One of the most heartbreaking issues I have seen dizziness, vertigo and balance patients struggle with is the way people around them cannot really understand what they’re going through.

Because there aren’t any visible outward signs to vestibular disorders, and it’s hard for sufferers to describe what they’re experiencing. Feeling off-balance, spinning, disoriented, brain foggy, swaying… to the uninitiated, that could mean anything!

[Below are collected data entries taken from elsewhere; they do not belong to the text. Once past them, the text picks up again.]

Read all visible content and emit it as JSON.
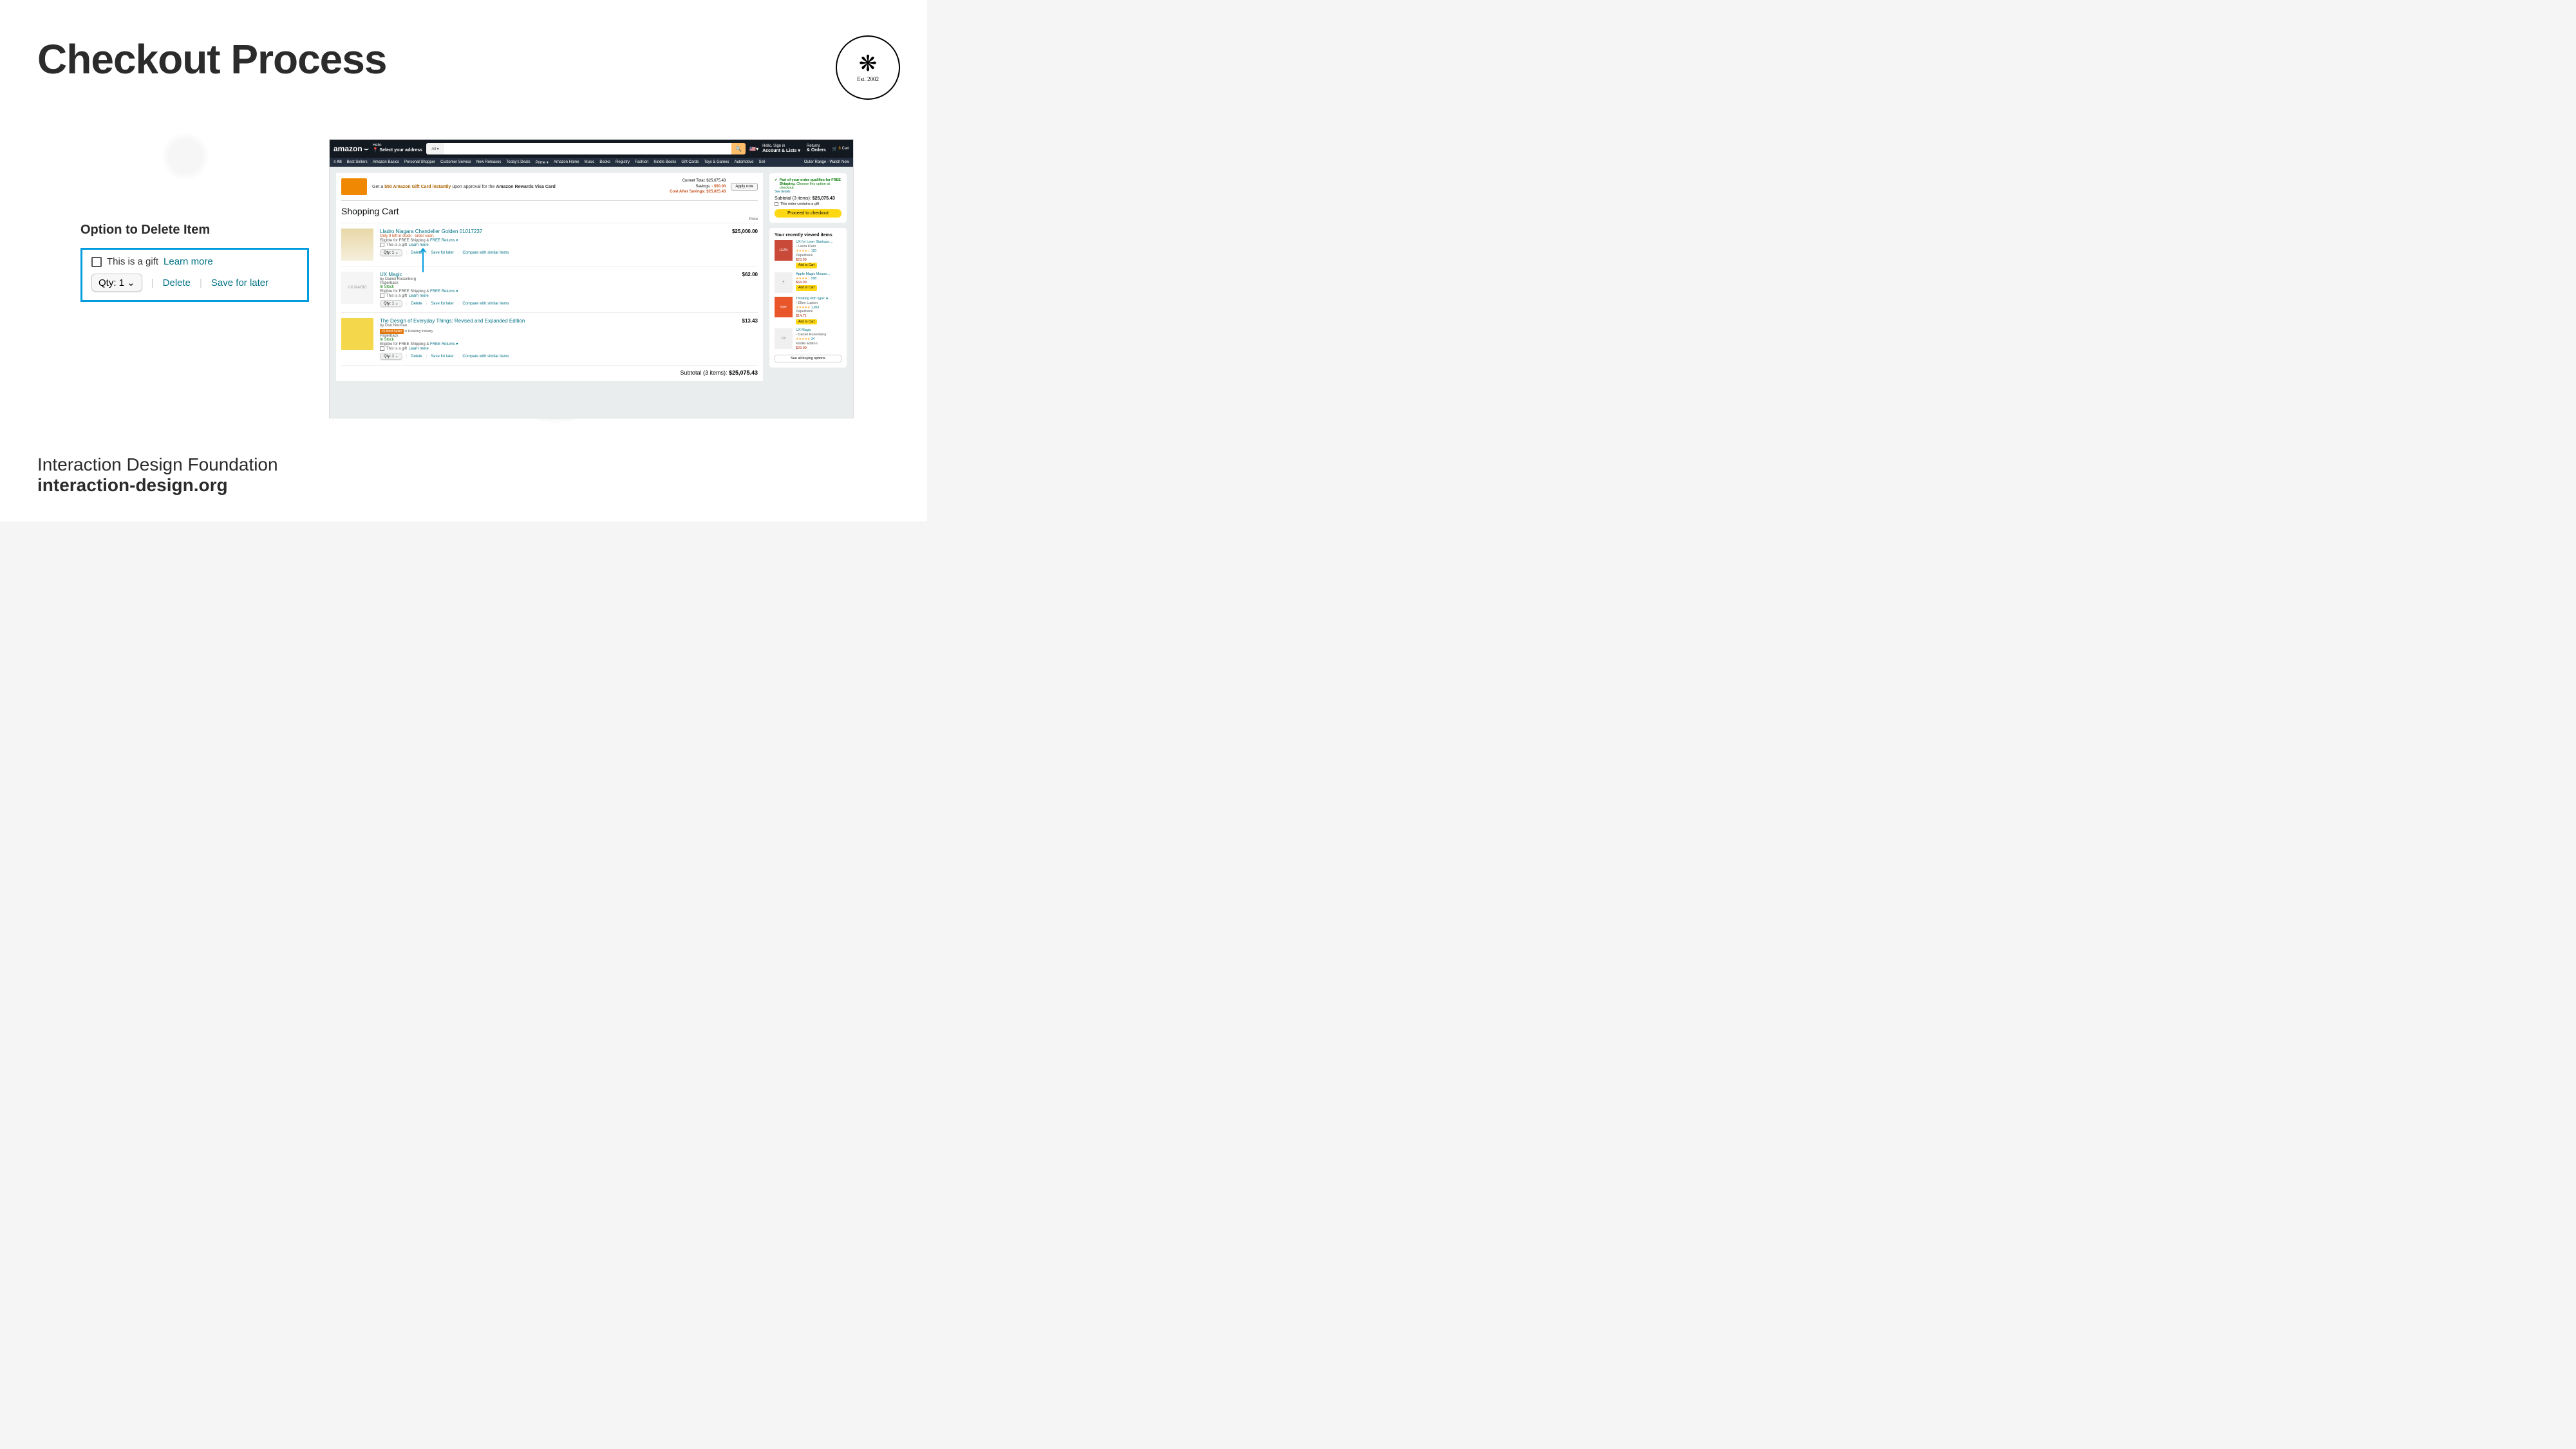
{
  "slide": {
    "title": "Checkout Process",
    "logo_est": "Est. 2002",
    "callout_title": "Option to Delete Item",
    "footer_line1": "Interaction Design Foundation",
    "footer_line2": "interaction-design.org"
  },
  "callout": {
    "gift_text": "This is a gift",
    "learn_more": "Learn more",
    "qty": "Qty: 1 ⌄",
    "delete": "Delete",
    "save": "Save for later"
  },
  "amazon": {
    "logo": "amazon",
    "address_hello": "Hello",
    "address_select": "Select your address",
    "search_cat": "All ▾",
    "signin_hello": "Hello, Sign in",
    "signin_account": "Account & Lists ▾",
    "returns": "Returns",
    "orders": "& Orders",
    "cart_count": "3",
    "cart_label": "Cart",
    "nav": [
      "≡ All",
      "Best Sellers",
      "Amazon Basics",
      "Personal Shopper",
      "Customer Service",
      "New Releases",
      "Today's Deals",
      "Prime ▾",
      "Amazon Home",
      "Music",
      "Books",
      "Registry",
      "Fashion",
      "Kindle Books",
      "Gift Cards",
      "Toys & Games",
      "Automotive",
      "Sell"
    ],
    "nav_promo": "Outer Range - Watch Now",
    "banner": {
      "pre": "Get a ",
      "amount": "$50 Amazon Gift Card instantly",
      "mid": " upon approval for the ",
      "card": "Amazon Rewards Visa Card",
      "apply": "Apply now",
      "current_total_label": "Current Total:",
      "current_total": "$25,075.43",
      "savings_label": "Savings:",
      "savings": "- $50.00",
      "after_label": "Cost After Savings:",
      "after": "$25,025.43"
    },
    "cart_heading": "Shopping Cart",
    "price_label": "Price",
    "gift_text": "This is a gift",
    "learn_more": "Learn more",
    "qty_label": "Qty: 1 ⌄",
    "delete": "Delete",
    "save": "Save for later",
    "compare": "Compare with similar items",
    "eligible": "Eligible for FREE Shipping & ",
    "free_returns": "FREE Returns ▾",
    "items": [
      {
        "name": "Lladro Niagara Chandelier Golden 01017237",
        "stock": "Only 9 left in stock - order soon.",
        "stock_class": "stock-red",
        "price": "$25,000.00",
        "author": "",
        "format": "",
        "badge": ""
      },
      {
        "name": "UX Magic",
        "author": "by Daniel Rosenberg",
        "format": "Paperback",
        "stock": "In Stock",
        "stock_class": "stock-green",
        "price": "$62.00",
        "badge": ""
      },
      {
        "name": "The Design of Everyday Things: Revised and Expanded Edition",
        "author": "by Don Norman",
        "format": "Paperback",
        "stock": "In Stock",
        "stock_class": "stock-green",
        "price": "$13.43",
        "badge": "#1 Best Seller",
        "badge_txt": " in Retailing Industry"
      }
    ],
    "subtotal_label": "Subtotal (3 items): ",
    "subtotal_value": "$25,075.43",
    "sidebox": {
      "free_ship": "Part of your order qualifies for FREE Shipping.",
      "choose": " Choose this option at checkout.",
      "details": "See details",
      "subtotal": "Subtotal (3 items): ",
      "subtotal_val": "$25,075.43",
      "gift": "This order contains a gift",
      "proceed": "Proceed to checkout"
    },
    "recent": {
      "heading": "Your recently viewed items",
      "items": [
        {
          "name": "UX for Lean Startups:…",
          "author": "› Laura Klein",
          "stars": "★★★★☆",
          "count": "120",
          "format": "Paperback",
          "price": "$23.99",
          "cta": "Add to Cart"
        },
        {
          "name": "Apple Magic Mouse…",
          "author": "",
          "stars": "★★★★☆",
          "count": "598",
          "format": "",
          "price": "$64.99",
          "cta": "Add to Cart"
        },
        {
          "name": "Thinking with type: A…",
          "author": "› Ellen Lupton",
          "stars": "★★★★★",
          "count": "1,863",
          "format": "Paperback",
          "price": "$14.71",
          "cta": "Add to Cart"
        },
        {
          "name": "UX Magic",
          "author": "› Daniel Rosenberg",
          "stars": "★★★★★",
          "count": "34",
          "format": "Kindle Edition",
          "price": "$29.00",
          "cta": ""
        }
      ],
      "see_all": "See all buying options"
    }
  }
}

A loved one or friend should know that the nature of a vestibular disorder is often misunderstood by doctors and other health professionals, which makes compassion even harder to come by.

“But you look normal…”

Very likely, the people around you have never experienced a balance disorder, let alone know someone who has. Bursts of brief, even split-second vertigo attacks or what some patients describe as “jolts” can shock a person’s nervous system so intensely it can spike an extreme anxiety response. The person may just be sitting and simply watching TV or having dinner, then have an episode.

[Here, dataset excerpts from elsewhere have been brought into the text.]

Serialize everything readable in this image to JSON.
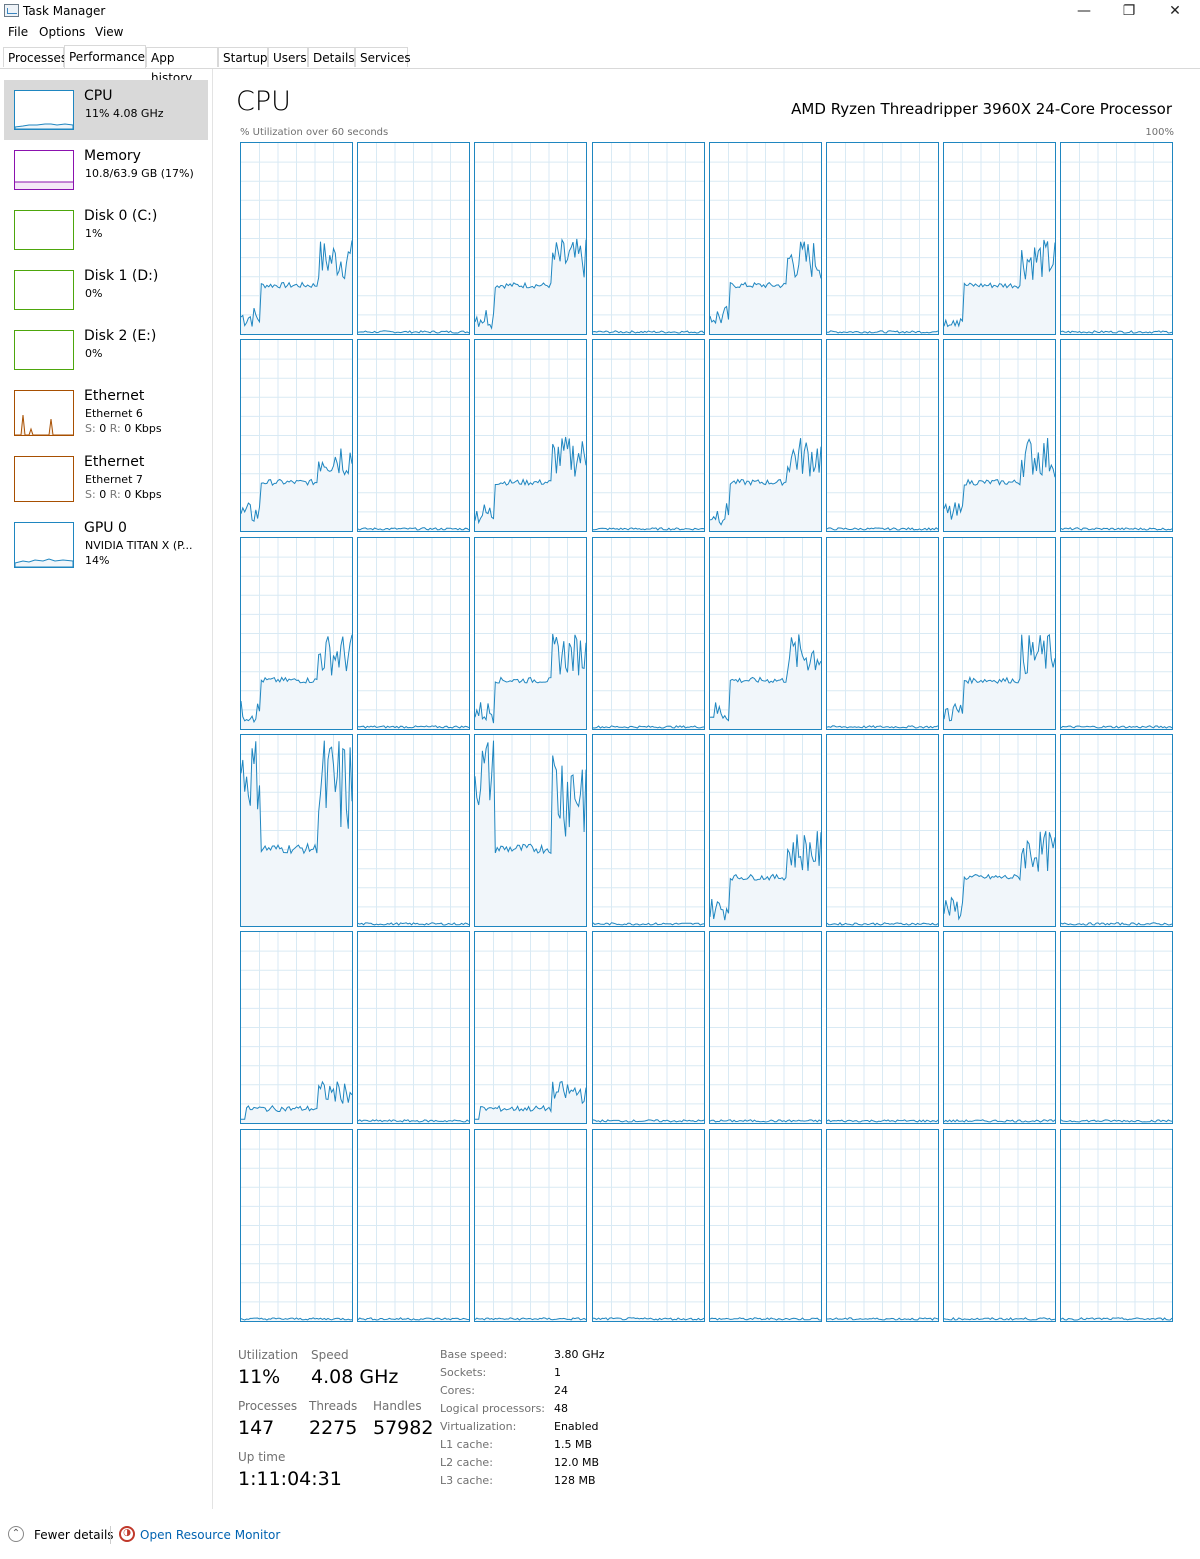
{
  "window": {
    "title": "Task Manager"
  },
  "menu": [
    "File",
    "Options",
    "View"
  ],
  "tabs": [
    {
      "label": "Processes"
    },
    {
      "label": "Performance"
    },
    {
      "label": "App history"
    },
    {
      "label": "Startup"
    },
    {
      "label": "Users"
    },
    {
      "label": "Details"
    },
    {
      "label": "Services"
    }
  ],
  "sidebar": {
    "items": [
      {
        "name": "CPU",
        "line2": "11%  4.08 GHz",
        "color": "#1f86c0",
        "selected": true
      },
      {
        "name": "Memory",
        "line2": "10.8/63.9 GB (17%)",
        "color": "#8b12ae"
      },
      {
        "name": "Disk 0 (C:)",
        "line2": "1%",
        "color": "#4da60c"
      },
      {
        "name": "Disk 1 (D:)",
        "line2": "0%",
        "color": "#4da60c"
      },
      {
        "name": "Disk 2 (E:)",
        "line2": "0%",
        "color": "#4da60c"
      },
      {
        "name": "Ethernet",
        "line2": "Ethernet 6",
        "line3_s": "S:",
        "line3_sv": "0",
        "line3_r": "R:",
        "line3_rv": "0 Kbps",
        "color": "#a74f01"
      },
      {
        "name": "Ethernet",
        "line2": "Ethernet 7",
        "line3_s": "S:",
        "line3_sv": "0",
        "line3_r": "R:",
        "line3_rv": "0 Kbps",
        "color": "#a74f01"
      },
      {
        "name": "GPU 0",
        "line2": "NVIDIA TITAN X (P...",
        "line3": "14%",
        "color": "#1f86c0"
      }
    ]
  },
  "main": {
    "title": "CPU",
    "processor": "AMD Ryzen Threadripper 3960X 24-Core Processor",
    "util_label": "% Utilization over 60 seconds",
    "util_max": "100%",
    "graph_color": "#1f86c0",
    "logical_processor_activity": [
      "mid",
      "idle",
      "mid",
      "idle",
      "mid",
      "idle",
      "mid",
      "idle",
      "mid",
      "idle",
      "mid",
      "idle",
      "mid",
      "idle",
      "mid",
      "idle",
      "mid",
      "idle",
      "mid",
      "idle",
      "mid",
      "idle",
      "mid",
      "idle",
      "full",
      "idle",
      "full",
      "idle",
      "mid",
      "idle",
      "mid",
      "idle",
      "low",
      "idle",
      "low",
      "idle",
      "idle",
      "idle",
      "idle",
      "idle",
      "idle",
      "idle",
      "idle",
      "idle",
      "idle",
      "idle",
      "idle",
      "idle"
    ]
  },
  "stats": {
    "utilization_label": "Utilization",
    "utilization": "11%",
    "speed_label": "Speed",
    "speed": "4.08 GHz",
    "processes_label": "Processes",
    "processes": "147",
    "threads_label": "Threads",
    "threads": "2275",
    "handles_label": "Handles",
    "handles": "57982",
    "uptime_label": "Up time",
    "uptime": "1:11:04:31"
  },
  "specs": [
    {
      "label": "Base speed:",
      "value": "3.80 GHz"
    },
    {
      "label": "Sockets:",
      "value": "1"
    },
    {
      "label": "Cores:",
      "value": "24"
    },
    {
      "label": "Logical processors:",
      "value": "48"
    },
    {
      "label": "Virtualization:",
      "value": "Enabled"
    },
    {
      "label": "L1 cache:",
      "value": "1.5 MB"
    },
    {
      "label": "L2 cache:",
      "value": "12.0 MB"
    },
    {
      "label": "L3 cache:",
      "value": "128 MB"
    }
  ],
  "footer": {
    "fewer_details": "Fewer details",
    "resource_monitor": "Open Resource Monitor"
  },
  "icons": {
    "minimize": "minimize-icon",
    "restore": "restore-icon",
    "close": "close-icon"
  }
}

When this occurs, those around might think or even say unhelpful things — it’s just in your head, you must be stressed, it’s all psychological, you’re making this up for attention — leaving you feeling alone with your symptoms.

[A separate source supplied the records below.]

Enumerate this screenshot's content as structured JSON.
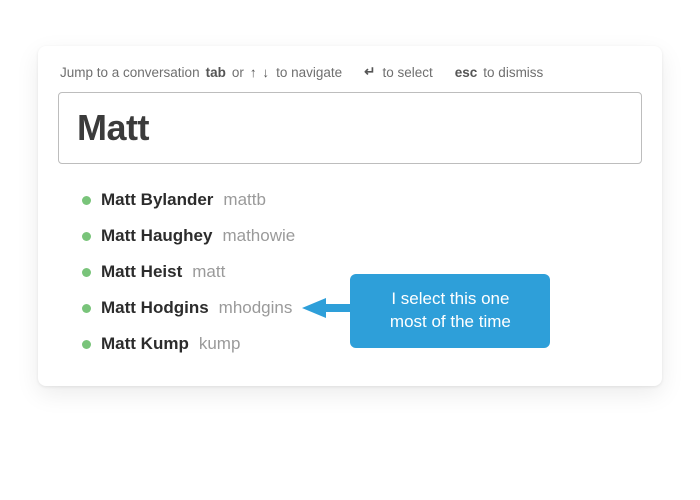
{
  "hints": {
    "lead": "Jump to a conversation",
    "tab": "tab",
    "or": "or",
    "navigate": "to navigate",
    "select": "to select",
    "esc": "esc",
    "dismiss": "to dismiss"
  },
  "search": {
    "value": "Matt"
  },
  "results": [
    {
      "name": "Matt Bylander",
      "handle": "mattb"
    },
    {
      "name": "Matt Haughey",
      "handle": "mathowie"
    },
    {
      "name": "Matt Heist",
      "handle": "matt"
    },
    {
      "name": "Matt Hodgins",
      "handle": "mhodgins"
    },
    {
      "name": "Matt Kump",
      "handle": "kump"
    }
  ],
  "callout": {
    "line1": "I select this one",
    "line2": "most of the time",
    "target_index": 3
  },
  "colors": {
    "presence": "#79c47a",
    "callout": "#2e9fd9"
  }
}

But the judgment you feel from others is just a natural reaction to something they can’t relate to. A broken leg is easy to see and understand. A broken vestibular system? Not so much. So, take a deep breath, and teach.

4 Ways To Explain Your Condition

1. When you hear, “It’s all in your head,” say this: YES, it is all in my head, however, not in the way you think. It’s actually in my inner ear, which is located in my head, along with the pathways in my brain that connect to my eyes, ears and body and give me a sense of time and space.

2. When you hear, “I don’t know what a vestibular system is,” send them a link to WUZI’s About Dizziness section.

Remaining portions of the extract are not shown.